BAGIAN 8

5.7K 507 17
                                    

Setelah sedikit tenang, Raya mengajakku untuk berkeliling sebentar. Tempatnya bukan di desa tempat kami sebelumnya, desa itu sedikit terpencil dengan jalan beraspal seukuran satu mobil.

Jalan menuju desa yang akan kami tuju melewati tengah-tengah hutan jati. Dari yang kutahu, Raya bercerita jika hamparan hutan jati itu juga merupakan bagian dari keluarga Ramlan.

Mendengar jawaban Raya saat itu membuatku sempat tercegang sesaat. Masih di sela-sela perjalanan, aku yang tentunya berpikir sekaya apa keluarga itu sampai-sampai hutan jati yang tidak terlihat ujungnya itu adalah milik keluarga Ramlan.

"Intine ojo siulan! Terus ojo ngidu sembarangan." (Intinya jangan bersiul! Terus jangan meludah sembarangan.) Kata Raya saat itu.

Semakin kedalam, nampak pemandangan yang sedikit terasa aneh. Banyak pohon jati dengan ukuran yang sangat besar melebihi ukuran pada umumnya. Dan di setiap pangkal pohon kayu jati itu terdapat kain berwarna emas yang dengan sengaja di lilitkan, memang suasananya sangat teduh serta terkesan asri.

Namun, dalam suasana sepi dan terlihat tenang di hutan jati tersebut. Aku merasakan jika sedang berada di tengah-tengah keramaian. Kemudian terlihat papan peringatan yang menunjukkan bahwa pengguna jalan tidak boleh melebihi batas kecepatan dari 40Km per jam. Papan peringatan tersebut tentu membuatku bertanya-tanya, pasalnya jalan yang kami lalui sangat sepi. Hanya beberapa kali kami bersimpangan dengan truk-truk yang memuat hasil perkebunan.

Tidak jauh dari papan peringatan tadi, ada lagi satu papan peringatan yang berbentuk persegi. 'Di larang membunuh satwa liar tanpa terkecuali!' begitulah tulisan yang tertulis di papan peringatan.

Setelah melewati hutan jati, mataku di buat takjub oleh peradaban desa yang bisa di bilang sangat maju. Bangunan rumah-rumah penduduk yang sangat besar, dengan corak bangunan mengunakan adat Jawa.

Sangat berbanding terbalik dari kata-kata Raya yang ia bilang desa terpencil. Kemudian kami memasuki sebuah pintu gerbang besar, setelah itu menyusuri jalan berpaving dengan pohon Jambe di sepanjang jalan.

Ada satu rumah dengan bahan yang kesemuanya memakai kayu jati lengkap dengan ukiran-ukiran huruf aksara Jawa. Di samping rumah tersebut juga terpadat satu pendopo dengan ukuran besar. Pendopo tersebut berada di atas kolam ikan koi, lengkap dengan delapan pilar beton yang menyangga bangunan.
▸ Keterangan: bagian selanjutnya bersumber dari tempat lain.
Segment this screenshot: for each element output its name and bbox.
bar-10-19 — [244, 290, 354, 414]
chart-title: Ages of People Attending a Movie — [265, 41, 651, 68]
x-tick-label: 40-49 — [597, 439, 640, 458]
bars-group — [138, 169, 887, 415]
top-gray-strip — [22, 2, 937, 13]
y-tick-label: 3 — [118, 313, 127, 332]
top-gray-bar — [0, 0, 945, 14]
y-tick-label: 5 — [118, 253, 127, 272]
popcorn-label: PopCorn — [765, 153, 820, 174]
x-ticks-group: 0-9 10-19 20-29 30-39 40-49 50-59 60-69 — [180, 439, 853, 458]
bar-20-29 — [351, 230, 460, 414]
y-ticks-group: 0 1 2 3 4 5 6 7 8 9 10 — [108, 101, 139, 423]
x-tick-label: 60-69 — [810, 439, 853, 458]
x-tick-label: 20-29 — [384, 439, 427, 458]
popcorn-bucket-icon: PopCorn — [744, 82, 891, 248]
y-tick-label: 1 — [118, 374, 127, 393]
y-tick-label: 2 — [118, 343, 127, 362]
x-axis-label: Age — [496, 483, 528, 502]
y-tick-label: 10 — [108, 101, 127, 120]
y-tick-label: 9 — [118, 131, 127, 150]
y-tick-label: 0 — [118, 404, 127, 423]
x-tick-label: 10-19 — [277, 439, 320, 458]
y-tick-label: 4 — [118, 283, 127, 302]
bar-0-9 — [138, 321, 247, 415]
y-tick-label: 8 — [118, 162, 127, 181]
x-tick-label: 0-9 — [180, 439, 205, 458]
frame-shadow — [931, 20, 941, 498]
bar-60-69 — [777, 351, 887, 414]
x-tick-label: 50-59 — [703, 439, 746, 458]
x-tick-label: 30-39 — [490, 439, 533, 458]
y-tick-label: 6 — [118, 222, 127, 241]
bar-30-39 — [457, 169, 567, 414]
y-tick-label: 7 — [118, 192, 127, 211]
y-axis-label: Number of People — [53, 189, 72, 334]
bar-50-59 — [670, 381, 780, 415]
Seorang perempuan paruh baya langsung menyapa kami dengan senyuman sumringah saat itu, "loh, anakku moleh." (Loh, anakku sudah pulang.)

Setelah turun dari motor kami berdua bergantian mencium punggung tangan wanita yang di panggil Umik oleh Raya tersebut. Beliau juga mengusap bagian atas kepalaku dengan lembut, persis seperti perlakuan ibu kepada anaknya.

"Iku, Abah nek pendopo," (itu, Abah di pendapa,) lanjut Umik sambil menunjuk pendopo besar di hadapan kami berdua. Kemudian beliau bergegas memasuki rumah sambil menaruh sapu lidi di sisi kanan depan rumah.

Saat itu aku masih belum mengerti maksud Raya dengan mengajakku mendatangi rumah Abahnya. Setelah menaiki beberapa tangga yang juga terbuat dari papan kayu jati, kami sudah berada di bagian depan pendopo.

Di dalam pendopo nampak seorang lelaki tua yang mengenakan sorban putih, duduk bersila dengan khusyuk berdzikir sambil terus memutar tasbih di tangan kanannya.

"Assalamualaikum ..., Abah." Ucap Raya dengan nada sangat santun kala itu.

Lelaki yang di panggil Raya dengan sebutan Abah itupun langsung menghentikan dzikir dan terlebih dahulu menutup dengan membaca surat Al-fatihah.

Saat beliau menoleh ke belakang, nampak wajah cerah dan segar dari lelaki yang umurnya hampir 60 Tahunan itu, rambut dan jenggotnya mulai memutih karena uban.